No one ever shows up at brunch and says, “Oh my gosh, I was so sober last night!”
Risky behavior draws attention. As a result, people tend to assume that everyone else is doing it more than they really are.
But, over the last two decades, research on college campuses has shown that giving students the real facts about their peers reduces unsafe drinking. This approach is called positive social norms. It works because of a basic truth of human nature: People want to do what others are doing.
Now, that research is starting to be applied to a novel area: preventing sexual assault and harassment. A 2011 survey suggests that more than half of young women and almost half of young men have experienced sexual harassment before age 18, ranging from an unwanted comment on the street to groping in the hallways at school.
And about 8 percent of girls experience rape or attempted rape by that age, a 2012 survey indicated.
Since the #MeToo movement started, six states have introduced or passed bills to require teaching about consent in K-12 sex ed classes. But there’s not much research yet on what kind of education actually works to shift teens’ attitudes and actions.

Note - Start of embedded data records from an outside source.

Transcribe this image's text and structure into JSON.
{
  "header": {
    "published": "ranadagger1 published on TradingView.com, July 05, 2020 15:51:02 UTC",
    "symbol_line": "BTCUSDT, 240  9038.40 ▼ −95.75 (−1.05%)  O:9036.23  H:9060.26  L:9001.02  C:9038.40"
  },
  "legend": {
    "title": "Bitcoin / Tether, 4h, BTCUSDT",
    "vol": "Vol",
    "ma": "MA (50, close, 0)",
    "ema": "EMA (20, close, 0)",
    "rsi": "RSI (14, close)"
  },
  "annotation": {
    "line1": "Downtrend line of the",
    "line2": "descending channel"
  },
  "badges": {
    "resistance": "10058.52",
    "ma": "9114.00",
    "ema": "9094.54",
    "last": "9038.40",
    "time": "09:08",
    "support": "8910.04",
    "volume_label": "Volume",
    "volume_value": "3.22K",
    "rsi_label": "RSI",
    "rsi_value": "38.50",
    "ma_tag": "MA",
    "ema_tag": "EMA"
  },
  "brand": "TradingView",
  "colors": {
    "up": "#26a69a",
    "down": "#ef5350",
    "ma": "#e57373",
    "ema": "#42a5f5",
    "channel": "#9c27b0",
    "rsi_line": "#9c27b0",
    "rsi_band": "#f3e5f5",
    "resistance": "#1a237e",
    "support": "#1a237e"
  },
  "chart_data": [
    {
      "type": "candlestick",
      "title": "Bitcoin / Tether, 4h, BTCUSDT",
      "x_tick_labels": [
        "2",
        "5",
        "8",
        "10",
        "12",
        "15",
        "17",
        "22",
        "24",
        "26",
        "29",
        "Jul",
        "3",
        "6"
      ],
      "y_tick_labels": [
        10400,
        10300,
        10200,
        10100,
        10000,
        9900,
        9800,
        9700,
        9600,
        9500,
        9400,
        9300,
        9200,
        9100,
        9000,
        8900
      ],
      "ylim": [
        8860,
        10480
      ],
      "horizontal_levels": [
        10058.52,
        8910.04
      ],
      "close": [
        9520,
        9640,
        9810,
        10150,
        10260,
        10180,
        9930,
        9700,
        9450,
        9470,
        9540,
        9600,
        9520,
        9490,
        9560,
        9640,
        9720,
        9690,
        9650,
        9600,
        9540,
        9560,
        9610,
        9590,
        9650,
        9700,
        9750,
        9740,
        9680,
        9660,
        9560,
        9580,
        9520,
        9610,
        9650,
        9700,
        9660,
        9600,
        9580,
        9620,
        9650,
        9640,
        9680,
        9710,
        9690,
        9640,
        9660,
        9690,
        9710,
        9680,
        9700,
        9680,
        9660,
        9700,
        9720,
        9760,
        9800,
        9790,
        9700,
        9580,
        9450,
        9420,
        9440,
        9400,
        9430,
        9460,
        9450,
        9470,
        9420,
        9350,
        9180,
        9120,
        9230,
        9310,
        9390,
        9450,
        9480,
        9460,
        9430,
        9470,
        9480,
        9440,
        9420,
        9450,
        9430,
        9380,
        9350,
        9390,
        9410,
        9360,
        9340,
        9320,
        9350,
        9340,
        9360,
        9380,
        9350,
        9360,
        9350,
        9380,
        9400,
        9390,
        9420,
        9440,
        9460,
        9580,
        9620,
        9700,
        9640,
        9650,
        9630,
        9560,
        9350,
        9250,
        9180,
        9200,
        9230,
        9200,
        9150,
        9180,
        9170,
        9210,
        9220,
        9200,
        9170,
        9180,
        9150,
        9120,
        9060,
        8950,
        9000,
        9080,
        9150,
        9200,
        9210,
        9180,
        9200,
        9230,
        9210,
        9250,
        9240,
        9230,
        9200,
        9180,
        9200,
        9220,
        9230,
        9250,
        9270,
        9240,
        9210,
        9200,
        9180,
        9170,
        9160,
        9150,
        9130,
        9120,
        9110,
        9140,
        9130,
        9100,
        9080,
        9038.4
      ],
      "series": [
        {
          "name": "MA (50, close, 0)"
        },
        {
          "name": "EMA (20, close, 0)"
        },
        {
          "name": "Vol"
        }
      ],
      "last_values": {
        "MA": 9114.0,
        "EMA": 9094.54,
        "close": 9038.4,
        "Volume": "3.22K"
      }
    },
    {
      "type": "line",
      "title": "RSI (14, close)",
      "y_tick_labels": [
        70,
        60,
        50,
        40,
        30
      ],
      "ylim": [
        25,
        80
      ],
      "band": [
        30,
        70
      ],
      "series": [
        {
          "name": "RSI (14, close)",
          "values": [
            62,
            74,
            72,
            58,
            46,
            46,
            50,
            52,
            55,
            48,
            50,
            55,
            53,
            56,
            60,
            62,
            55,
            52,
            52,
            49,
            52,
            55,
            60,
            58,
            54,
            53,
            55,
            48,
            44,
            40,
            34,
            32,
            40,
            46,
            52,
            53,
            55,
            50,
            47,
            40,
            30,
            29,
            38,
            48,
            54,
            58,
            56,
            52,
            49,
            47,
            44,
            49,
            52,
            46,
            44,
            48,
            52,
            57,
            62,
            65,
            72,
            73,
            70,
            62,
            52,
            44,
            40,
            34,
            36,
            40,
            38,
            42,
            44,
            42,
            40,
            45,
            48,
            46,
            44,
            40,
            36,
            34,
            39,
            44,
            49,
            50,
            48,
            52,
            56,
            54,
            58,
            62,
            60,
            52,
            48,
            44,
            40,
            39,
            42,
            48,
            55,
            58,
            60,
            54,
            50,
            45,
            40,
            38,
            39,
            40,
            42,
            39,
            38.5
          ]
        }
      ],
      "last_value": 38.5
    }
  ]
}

Sandra Malone directs prevention and training at Day One, a nonprofit in Providence, R.I., that offers both education and rape crisis services. Her program has been among the first to try to move teens to seek consent and build healthier sexual relationships by harnessing peer pressure.
She says she can remember from her own teenage years that “Their peers are so important to them. Those are powerful years where you don’t want to make yourself vulnerable and stand out.”